The debate on the link between patents and bio-resources/TK continues to rage. The latest is an AIPPI report which is skeptical of any move to link up concerns of bio-resource protection/TK expropriation with patent regimes. An MIP news item states:
“The patent system should not be used for controlling whether IP owners follow rules on using genetic resources and traditional knowledge laid down in the Convention on Biological Diversity, according to members of the International Association for the Protection of Intellectual Property (AIPPI).
At its annual congress held in Gothenburg last week, the AIPPI voted in favour of treating traditional knowledge in the public domain in the same way as other information when assessing the patentability of inventions.
And the IP lobby group said that countries that adopt laws requiring patent applicants to declare the source of genetic material and traditional knowledge should only oblige them to identify to the best of their knowledge the source from which the inventor obtained the genetic material or the information based on traditional knowledge.”
The AIPPI resolution says that “ways and means other than patent applications should be developed to deal with prior informed consent and access and benefit sharing concerning genetic resources and traditional knowledge connected with it”.

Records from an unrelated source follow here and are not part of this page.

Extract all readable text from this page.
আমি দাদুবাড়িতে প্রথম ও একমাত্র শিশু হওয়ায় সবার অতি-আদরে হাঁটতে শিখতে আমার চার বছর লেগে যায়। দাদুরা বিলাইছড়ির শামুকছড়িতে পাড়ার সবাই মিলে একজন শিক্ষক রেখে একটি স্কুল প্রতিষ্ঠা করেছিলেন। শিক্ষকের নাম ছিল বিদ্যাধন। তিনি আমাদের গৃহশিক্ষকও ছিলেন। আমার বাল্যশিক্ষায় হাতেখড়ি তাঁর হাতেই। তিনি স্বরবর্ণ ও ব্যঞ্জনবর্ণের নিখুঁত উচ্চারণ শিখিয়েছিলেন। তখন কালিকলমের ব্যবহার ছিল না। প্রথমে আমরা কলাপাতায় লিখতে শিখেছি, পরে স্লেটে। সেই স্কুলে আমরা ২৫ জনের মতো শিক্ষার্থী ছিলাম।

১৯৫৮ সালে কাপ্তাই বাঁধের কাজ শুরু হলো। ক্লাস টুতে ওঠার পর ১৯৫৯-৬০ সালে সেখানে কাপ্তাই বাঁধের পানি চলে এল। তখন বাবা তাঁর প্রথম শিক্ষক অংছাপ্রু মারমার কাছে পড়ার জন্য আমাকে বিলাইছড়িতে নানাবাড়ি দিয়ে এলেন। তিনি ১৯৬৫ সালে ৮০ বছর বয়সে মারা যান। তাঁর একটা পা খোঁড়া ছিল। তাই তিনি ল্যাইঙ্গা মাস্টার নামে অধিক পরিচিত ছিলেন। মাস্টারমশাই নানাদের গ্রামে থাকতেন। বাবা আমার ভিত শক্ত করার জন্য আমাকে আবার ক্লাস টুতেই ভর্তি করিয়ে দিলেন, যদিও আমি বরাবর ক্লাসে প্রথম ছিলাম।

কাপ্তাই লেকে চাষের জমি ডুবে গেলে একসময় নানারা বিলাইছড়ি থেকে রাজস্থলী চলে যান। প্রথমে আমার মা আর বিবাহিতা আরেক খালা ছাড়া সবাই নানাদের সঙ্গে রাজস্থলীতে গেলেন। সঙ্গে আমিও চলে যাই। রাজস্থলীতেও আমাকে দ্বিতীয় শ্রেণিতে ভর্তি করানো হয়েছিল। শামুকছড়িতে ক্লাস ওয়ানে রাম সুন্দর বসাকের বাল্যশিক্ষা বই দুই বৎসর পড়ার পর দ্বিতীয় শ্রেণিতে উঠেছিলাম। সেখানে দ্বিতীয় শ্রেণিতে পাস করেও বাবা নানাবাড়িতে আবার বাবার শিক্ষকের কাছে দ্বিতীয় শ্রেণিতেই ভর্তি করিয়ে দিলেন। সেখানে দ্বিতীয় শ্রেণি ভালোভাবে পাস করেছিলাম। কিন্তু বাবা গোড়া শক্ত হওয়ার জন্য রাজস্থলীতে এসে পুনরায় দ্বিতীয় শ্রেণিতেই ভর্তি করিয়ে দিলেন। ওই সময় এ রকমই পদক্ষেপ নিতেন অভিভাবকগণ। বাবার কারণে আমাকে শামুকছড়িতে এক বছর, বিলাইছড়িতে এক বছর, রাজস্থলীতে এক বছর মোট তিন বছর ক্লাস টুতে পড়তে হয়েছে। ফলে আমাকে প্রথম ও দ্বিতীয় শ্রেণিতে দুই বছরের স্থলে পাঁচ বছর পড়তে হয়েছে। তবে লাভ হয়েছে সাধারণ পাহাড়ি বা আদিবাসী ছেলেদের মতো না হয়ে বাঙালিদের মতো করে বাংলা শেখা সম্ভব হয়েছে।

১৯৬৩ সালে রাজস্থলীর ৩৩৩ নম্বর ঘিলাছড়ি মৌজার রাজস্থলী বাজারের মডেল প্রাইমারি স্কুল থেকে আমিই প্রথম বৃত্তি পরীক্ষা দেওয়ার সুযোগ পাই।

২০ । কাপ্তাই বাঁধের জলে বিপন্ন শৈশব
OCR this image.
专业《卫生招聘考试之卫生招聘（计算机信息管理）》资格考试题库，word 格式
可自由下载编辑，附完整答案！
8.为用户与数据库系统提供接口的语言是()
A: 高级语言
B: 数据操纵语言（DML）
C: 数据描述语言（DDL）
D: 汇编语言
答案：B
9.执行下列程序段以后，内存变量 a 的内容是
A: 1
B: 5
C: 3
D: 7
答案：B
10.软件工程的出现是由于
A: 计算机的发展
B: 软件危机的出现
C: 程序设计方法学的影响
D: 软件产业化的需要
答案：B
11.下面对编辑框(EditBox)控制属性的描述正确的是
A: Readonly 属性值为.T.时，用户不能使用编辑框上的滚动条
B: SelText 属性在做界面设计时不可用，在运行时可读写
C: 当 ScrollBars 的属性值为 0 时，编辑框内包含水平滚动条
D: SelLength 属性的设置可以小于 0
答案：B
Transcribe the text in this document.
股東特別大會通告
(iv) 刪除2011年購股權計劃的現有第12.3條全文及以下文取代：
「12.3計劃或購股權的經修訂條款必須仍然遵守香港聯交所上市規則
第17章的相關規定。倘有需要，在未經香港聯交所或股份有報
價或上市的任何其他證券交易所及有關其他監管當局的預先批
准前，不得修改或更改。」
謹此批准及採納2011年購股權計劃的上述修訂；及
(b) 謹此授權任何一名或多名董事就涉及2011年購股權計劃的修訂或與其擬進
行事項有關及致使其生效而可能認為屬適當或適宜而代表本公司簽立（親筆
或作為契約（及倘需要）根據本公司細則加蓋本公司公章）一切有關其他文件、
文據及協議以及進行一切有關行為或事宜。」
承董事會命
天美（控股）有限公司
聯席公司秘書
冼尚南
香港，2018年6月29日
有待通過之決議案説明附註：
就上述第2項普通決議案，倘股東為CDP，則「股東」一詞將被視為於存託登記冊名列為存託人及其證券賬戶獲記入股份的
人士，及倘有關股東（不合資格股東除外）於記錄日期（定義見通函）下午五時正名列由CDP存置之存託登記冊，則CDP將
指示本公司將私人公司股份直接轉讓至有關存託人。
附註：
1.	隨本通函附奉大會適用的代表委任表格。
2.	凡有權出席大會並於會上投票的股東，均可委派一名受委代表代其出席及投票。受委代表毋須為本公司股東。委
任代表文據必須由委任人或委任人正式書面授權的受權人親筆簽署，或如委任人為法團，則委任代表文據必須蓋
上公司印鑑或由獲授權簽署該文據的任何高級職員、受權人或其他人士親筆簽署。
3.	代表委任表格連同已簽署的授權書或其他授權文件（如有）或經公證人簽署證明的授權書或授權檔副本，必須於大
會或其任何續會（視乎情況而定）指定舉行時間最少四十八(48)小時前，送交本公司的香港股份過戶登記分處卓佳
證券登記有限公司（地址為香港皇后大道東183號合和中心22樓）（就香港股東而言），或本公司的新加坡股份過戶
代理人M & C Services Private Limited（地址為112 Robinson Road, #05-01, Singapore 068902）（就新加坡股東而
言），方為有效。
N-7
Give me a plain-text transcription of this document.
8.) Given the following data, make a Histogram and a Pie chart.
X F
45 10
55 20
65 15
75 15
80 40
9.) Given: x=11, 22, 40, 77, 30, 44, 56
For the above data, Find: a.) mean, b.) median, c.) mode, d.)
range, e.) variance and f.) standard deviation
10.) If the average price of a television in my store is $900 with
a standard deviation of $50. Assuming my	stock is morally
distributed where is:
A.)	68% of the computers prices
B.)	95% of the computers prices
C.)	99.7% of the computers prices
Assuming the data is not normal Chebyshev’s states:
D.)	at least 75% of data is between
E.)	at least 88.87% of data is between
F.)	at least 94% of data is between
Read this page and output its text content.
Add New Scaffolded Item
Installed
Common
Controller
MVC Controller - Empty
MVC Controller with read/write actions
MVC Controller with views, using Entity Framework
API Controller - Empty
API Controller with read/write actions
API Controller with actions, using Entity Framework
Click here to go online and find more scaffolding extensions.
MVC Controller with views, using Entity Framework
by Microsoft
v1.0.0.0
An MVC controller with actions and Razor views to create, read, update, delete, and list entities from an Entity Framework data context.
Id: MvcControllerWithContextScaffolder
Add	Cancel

It appears that the fight is not over whether TK/biodiversity/bio-resource expropriation ought to be actionable at all, but as to the means by which these concerns are redressed. AIPPI which is a patent friendly body is obviously sympathetic to the cause of patent owners, who see this as an undue obligation to fulfill whilst making and prosecuting patent applications. However, developing countries see the patent system as a critical machinery to help redress these concerns. As one can appreciate, by including this within a patent system, developing countries are avoiding some major enforcement problems. A link to a patent system would ensure compliance with bio-diversity/TK concerns much better (within the present context) than through other mechanisms that are currently available. And developing countries know this only too well!! Nonetheless, it is important to work through the details of what kind of information should be disclosed in a patent application, how it is to presented etc. I came across a presentation by Dr Stephen Smith, a patent consultant, which I thought raised some of the administrative issues in implementing this rather well. But once these are taken care of, I can’t see a principled objection to including this within patent regimes. But then international IP (read “TRIPS”) was never really about principles, was it??